When we use the term business day, we mean any calendar day that is not a Saturday, Sunday or legal holiday in New York, New York and on which
commercial banks are open for business in New York, New York.
The notes will be unsecured and will rank equally with all of our other unsecured and
unsubordinated indebtedness. Since we are a holding company, our rights and the rights of our creditors, including holders of the notes, to participate in the assets of any of our subsidiaries upon the liquidation or reorganization of any of our
subsidiaries will be subject to prior claims of the creditors of any such subsidiary to the extent of the assets of such subsidiary. Claims on our subsidiaries by creditors other than us include claims with respect to trade payables and lease
obligations in addition to long-term debt and short-term borrowings.

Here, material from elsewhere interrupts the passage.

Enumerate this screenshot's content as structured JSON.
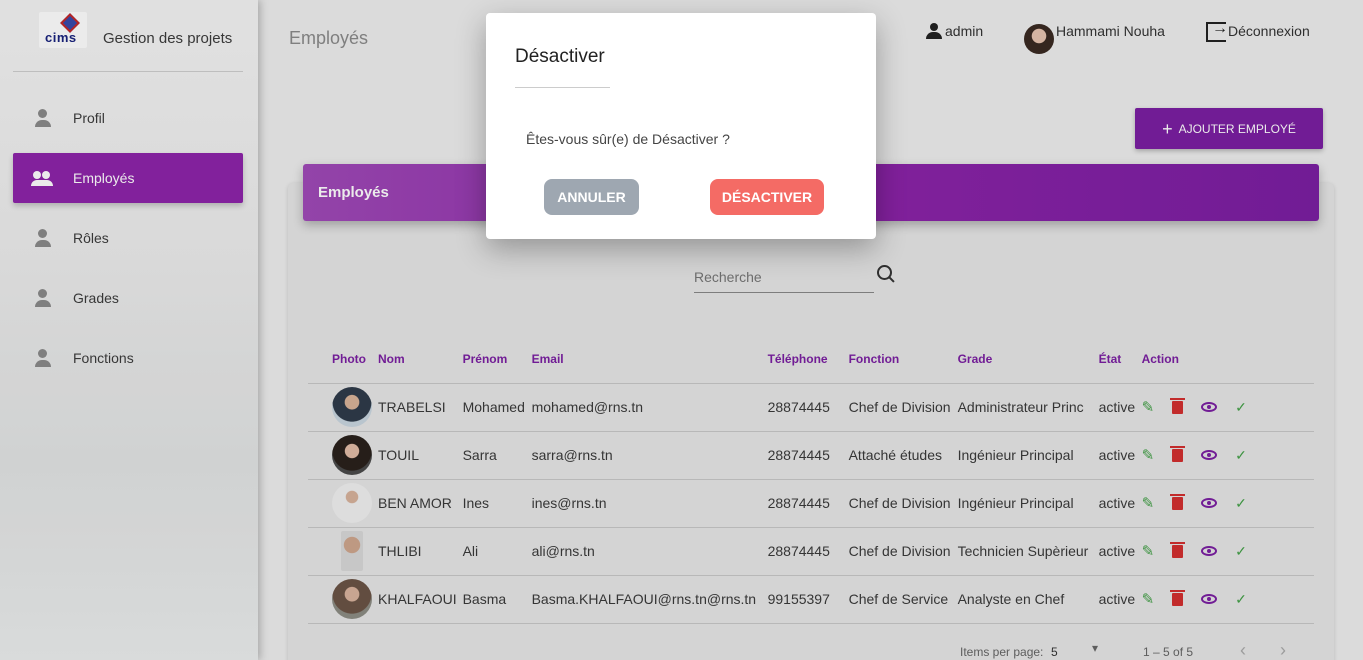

The notes will be subject to defeasance under the conditions described below in
Discharge, Defeasance and Covenant Defeasance. No additional amounts or make-whole amounts, as those terms are defined in the indenture, will be payable with respect to the notes in the event of a defeasance.
The notes will be issued as fully registered notes in global form (to be deposited with the depositary or its custodian) and in minimum denominations of
$2,000 and integral multiples of $1,000 in excess thereof.

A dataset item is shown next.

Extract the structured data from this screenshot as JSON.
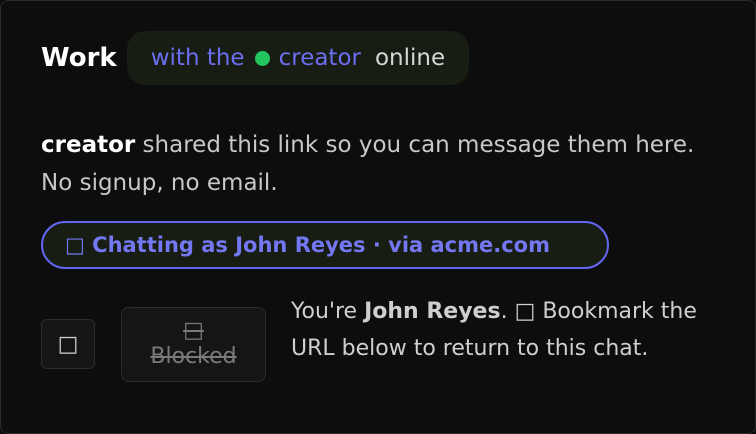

In addition to the notes, we may issue from time to time other series of debt securities under
the indenture consisting of debentures, notes or other evidences of indebtedness, but such other series will be separate from and independent of the notes. The indenture does not limit the amount of debt securities or any other debt (whether secured
or unsecured or whether subordinated or unsubordinated) which we may incur.

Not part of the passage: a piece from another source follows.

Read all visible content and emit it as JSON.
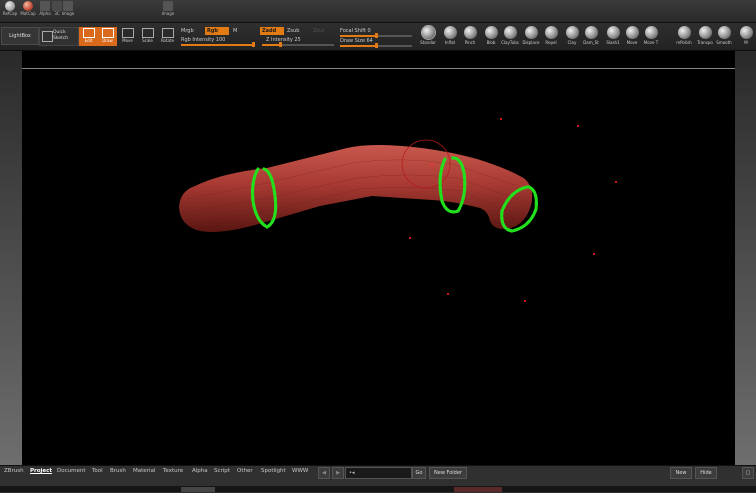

We may from time to time, without the consent of the holders of the notes,
reopen the notes and issue additional notes having the same ranking and the same interest rate, maturity and other terms as the notes, except for the public offering price and the issue date and, if applicable, the initial interest accrual date and
the initial interest payment date. Any additional notes having similar terms, together with the notes, will constitute a single series of debt securities under the indenture and will be fungible with the previously issued notes (including for U.S.
federal income tax purposes) to the extent specified in the applicable prospectus supplement. Any such additional notes that are not fungible with the notes offered by this prospectus supplement for U.S. federal income tax purposes will have a
separate CUSIP number. No such additional notes may be issued if an event of default has occurred and is continuing with respect to the debt securities of which such notes are a part.
The notes will mature at 100% of their principal amount on , (the maturity date) unless
earlier redeemed or repurchased. We may redeem the notes at our option, in whole or in part, at any time and from time to time at the redemption price described below in Optional Redemption. If a change of control triggering event
occurs, as described in this prospectus supplement, unless we have exercised our option to redeem the notes, we will be required to offer to repurchase the notes at the price described below in Change of Control Offer.